İşin hukuki tarafını bilmiyorum ama hani Anayasa Mahkemesi karar vermişti, Anayasaya göre asker kişiler sivil yargıya tabi olmayacaklardı!
Ancak, artık koşullar “adalete, hukuka saygıyı aştı”... Yargının, Hükümetin ve cemaatlerin baskısı altında olduğu kuşkuları ayyuka çıktığında, hangi hukuk, hangi adalet?
Açık konuşmalı ve sormalı, Sayın Orgeneral Saldıray Berk bu celbe icabet edecek, Başsavcının huzuruna gidecek mi? Eğer gitmezse, polis tarafından, zorla mı götürülecek? Ve Genelkurmay bu durumda, sessiz, tarafsız mı kalacak? Nefeslerimizi tutmuş bekliyoruz. “Ordumuz uçurumun kenarında pes edecek, teslim olacak mı?”
“Sınır” çoktan aşıldı; “sabır taşı” çatladı, kırıldı. “Oyun”, oyun olmaktan çoktan çıktı. Cami duvarını pisleyen “çarpılır” denir. “Kışla duvarını” pisleyenler de çarpılır. Zaten, “çarpık” olanlar büsbütün çarpılırlar demek isterim!

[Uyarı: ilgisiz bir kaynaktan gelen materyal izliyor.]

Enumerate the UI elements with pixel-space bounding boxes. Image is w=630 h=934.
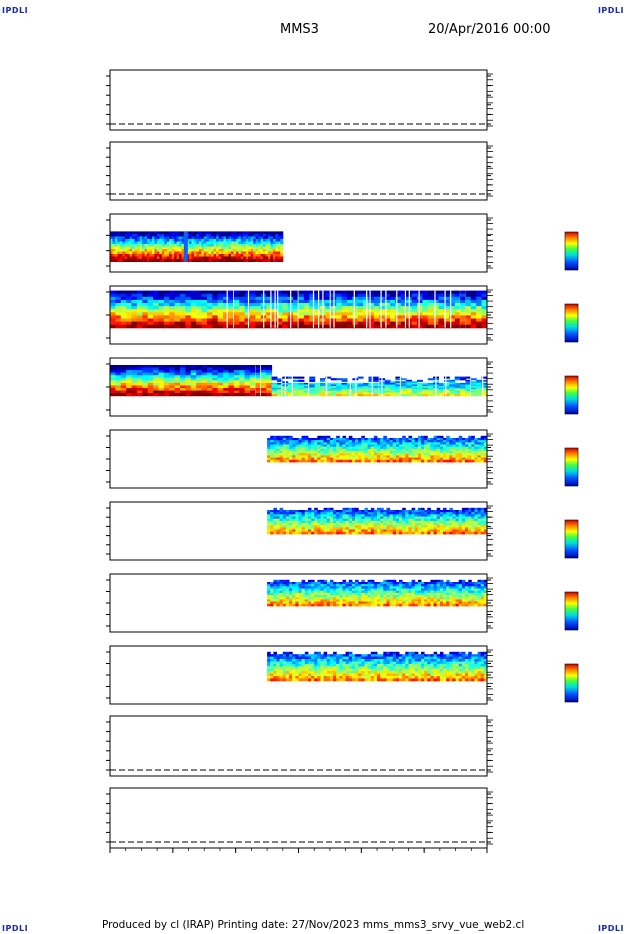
chart-5-colorbar: [564, 447, 579, 487]
chart-8-spectrogram: [267, 651, 488, 682]
chart-5-spectrogram: [267, 435, 488, 463]
chart-2-colorbar: [564, 231, 579, 271]
chart-10-frame: [109, 787, 488, 849]
chart-3-colorbar: [564, 303, 579, 343]
chart-0-frame: [109, 69, 488, 131]
chart-1-frame: [109, 141, 488, 201]
chart-3-spectrogram: [110, 290, 488, 329]
chart-4-colorbar: [564, 375, 579, 415]
corner-label-bottom-right: IPDLI: [597, 924, 624, 933]
chart-6-colorbar: [564, 519, 579, 559]
footer-text: Produced by cl (IRAP) Printing date: 27/…: [102, 919, 525, 931]
chart-6-frame: [109, 501, 488, 561]
chart-2-spectrogram: [110, 231, 284, 262]
chart-7-colorbar: [564, 591, 579, 631]
chart-6-spectrogram: [267, 507, 488, 535]
chart-7-spectrogram: [267, 579, 488, 607]
date-title: 20/Apr/2016 00:00: [428, 22, 551, 37]
corner-label-bottom-left: IPDLI: [2, 924, 29, 933]
corner-label-top-right: IPDLI: [597, 6, 624, 15]
chart-9-frame: [109, 715, 488, 777]
spacecraft-title: MMS3: [280, 22, 319, 37]
chart-2-frame: [109, 213, 488, 273]
chart-4-spectrogram: [110, 365, 488, 397]
corner-label-top-left: IPDLI: [2, 6, 29, 15]
chart-8-colorbar: [564, 663, 579, 703]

Başka gelişmelerle birlikte değerlendirildiğinde, Ordumuzun onurundan başka “laik, üniter Türkiye Cumhuriyetinin” Türk milletinin kaderi söz konusu.
Tecrübeliler konuştu
Önceki gece CNN Televizyonunda iki “tecrübeli”, Hasan Cemal ve Cengiz Çandar, şüpheli koşullarda öldürülen ve failleri meçhul kalanların yakınlarından bazılarıyla konuştular. İkisi de, çok insanı katleden terör örgütlerinin, “çok tecrübeli” eski üyeleridir, bu işleri iyi bilirler. Mesela Hasan Cemal, örgütünün kazaen öldürdüğü Kuseyri’nim kanlarını temizlemiş ve “Örgüt emriyle” Orduevine bomba atmakla görevlendirilmiş ve son dakikada gene “örgüt talimatıyla, şimdilik” vazgeçmiş. Bu, belli bir tıynet yapısıdır!

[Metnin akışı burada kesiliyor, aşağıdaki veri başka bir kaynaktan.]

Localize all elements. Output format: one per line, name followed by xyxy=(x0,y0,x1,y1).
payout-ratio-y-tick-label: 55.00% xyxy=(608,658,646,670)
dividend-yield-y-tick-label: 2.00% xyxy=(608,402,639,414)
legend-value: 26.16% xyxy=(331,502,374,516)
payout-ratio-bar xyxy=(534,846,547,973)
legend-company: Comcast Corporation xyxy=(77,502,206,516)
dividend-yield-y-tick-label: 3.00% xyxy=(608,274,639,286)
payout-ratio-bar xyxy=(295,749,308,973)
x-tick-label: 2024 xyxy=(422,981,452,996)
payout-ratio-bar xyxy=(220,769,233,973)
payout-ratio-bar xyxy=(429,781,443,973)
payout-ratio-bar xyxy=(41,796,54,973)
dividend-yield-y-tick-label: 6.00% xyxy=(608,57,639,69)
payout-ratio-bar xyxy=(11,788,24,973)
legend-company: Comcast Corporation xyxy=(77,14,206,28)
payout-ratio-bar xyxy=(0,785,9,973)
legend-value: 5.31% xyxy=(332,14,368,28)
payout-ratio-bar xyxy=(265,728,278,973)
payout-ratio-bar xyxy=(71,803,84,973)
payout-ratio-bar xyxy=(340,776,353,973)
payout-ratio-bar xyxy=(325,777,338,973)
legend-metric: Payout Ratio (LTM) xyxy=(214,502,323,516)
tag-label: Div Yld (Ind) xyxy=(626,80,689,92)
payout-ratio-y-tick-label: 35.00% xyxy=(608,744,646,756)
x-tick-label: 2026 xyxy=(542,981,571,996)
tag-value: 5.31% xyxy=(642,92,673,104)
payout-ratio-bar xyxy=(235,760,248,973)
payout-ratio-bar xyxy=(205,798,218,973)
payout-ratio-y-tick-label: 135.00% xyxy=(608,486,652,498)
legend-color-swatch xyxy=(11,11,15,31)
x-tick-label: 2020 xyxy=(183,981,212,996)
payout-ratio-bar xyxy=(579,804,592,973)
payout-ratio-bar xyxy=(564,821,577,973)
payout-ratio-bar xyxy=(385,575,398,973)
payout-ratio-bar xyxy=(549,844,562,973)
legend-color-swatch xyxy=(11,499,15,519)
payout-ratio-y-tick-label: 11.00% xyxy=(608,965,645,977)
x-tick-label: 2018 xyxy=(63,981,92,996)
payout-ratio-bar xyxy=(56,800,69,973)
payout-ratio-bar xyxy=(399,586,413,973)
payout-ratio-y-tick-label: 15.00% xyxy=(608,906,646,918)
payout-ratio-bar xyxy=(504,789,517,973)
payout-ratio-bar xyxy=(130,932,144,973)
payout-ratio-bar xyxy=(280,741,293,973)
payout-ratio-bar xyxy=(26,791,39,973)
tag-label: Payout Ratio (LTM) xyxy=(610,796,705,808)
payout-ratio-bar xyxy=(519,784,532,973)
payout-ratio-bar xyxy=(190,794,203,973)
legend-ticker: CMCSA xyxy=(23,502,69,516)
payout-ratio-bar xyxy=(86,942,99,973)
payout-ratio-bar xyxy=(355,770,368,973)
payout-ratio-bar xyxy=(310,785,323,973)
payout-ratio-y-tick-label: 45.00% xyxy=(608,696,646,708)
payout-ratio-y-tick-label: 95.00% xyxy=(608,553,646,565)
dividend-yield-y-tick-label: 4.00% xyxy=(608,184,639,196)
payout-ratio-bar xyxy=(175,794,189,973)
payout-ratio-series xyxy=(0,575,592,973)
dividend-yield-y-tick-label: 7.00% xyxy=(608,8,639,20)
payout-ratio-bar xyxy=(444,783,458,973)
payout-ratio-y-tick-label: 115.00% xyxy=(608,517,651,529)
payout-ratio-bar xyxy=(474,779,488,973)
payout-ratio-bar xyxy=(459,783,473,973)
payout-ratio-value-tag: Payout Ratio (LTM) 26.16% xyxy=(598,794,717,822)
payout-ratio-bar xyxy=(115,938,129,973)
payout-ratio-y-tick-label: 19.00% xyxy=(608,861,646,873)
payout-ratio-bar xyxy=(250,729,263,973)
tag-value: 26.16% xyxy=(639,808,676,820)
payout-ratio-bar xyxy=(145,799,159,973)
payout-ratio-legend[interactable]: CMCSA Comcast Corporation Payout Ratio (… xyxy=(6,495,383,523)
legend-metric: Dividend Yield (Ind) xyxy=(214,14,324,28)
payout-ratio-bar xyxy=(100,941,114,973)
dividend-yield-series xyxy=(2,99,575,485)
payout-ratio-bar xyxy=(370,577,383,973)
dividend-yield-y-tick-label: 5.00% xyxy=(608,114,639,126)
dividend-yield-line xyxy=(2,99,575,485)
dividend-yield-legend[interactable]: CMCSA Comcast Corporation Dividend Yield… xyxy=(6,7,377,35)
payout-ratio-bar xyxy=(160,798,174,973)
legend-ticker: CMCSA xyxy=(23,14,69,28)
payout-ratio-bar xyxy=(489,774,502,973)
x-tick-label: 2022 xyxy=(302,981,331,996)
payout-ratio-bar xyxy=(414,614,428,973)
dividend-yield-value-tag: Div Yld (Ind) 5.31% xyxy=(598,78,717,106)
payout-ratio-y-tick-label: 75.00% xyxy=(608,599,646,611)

Yakın tarihimizde, çok örgüt cinayeti var. Gün Sazak’ın, Nihat Erim’in, Amiral Kemal Kayacan’ın öldürülmeleri! Bu cinayetlerin “Failleri meçhul” değil. PKK taşeronu DHKP-C. Bunların üzerine Sabancı cinayeti faili Fehriye Erdal’ın üzerine neden ısrarla gitmezler, “sevgili AB’nin” baş üyesi Belçika’nın bu terörist katil kadını niçin koruduğunu, neden hiç sorgulamazlar? Mısır Çarşısı patlaması davası sanığı ve PKK yandaşı Pınar Selek’i neden korurlar? Çünkü bu “tecrübeliler”, “seçmeli” insan hakları şampiyonudurlar!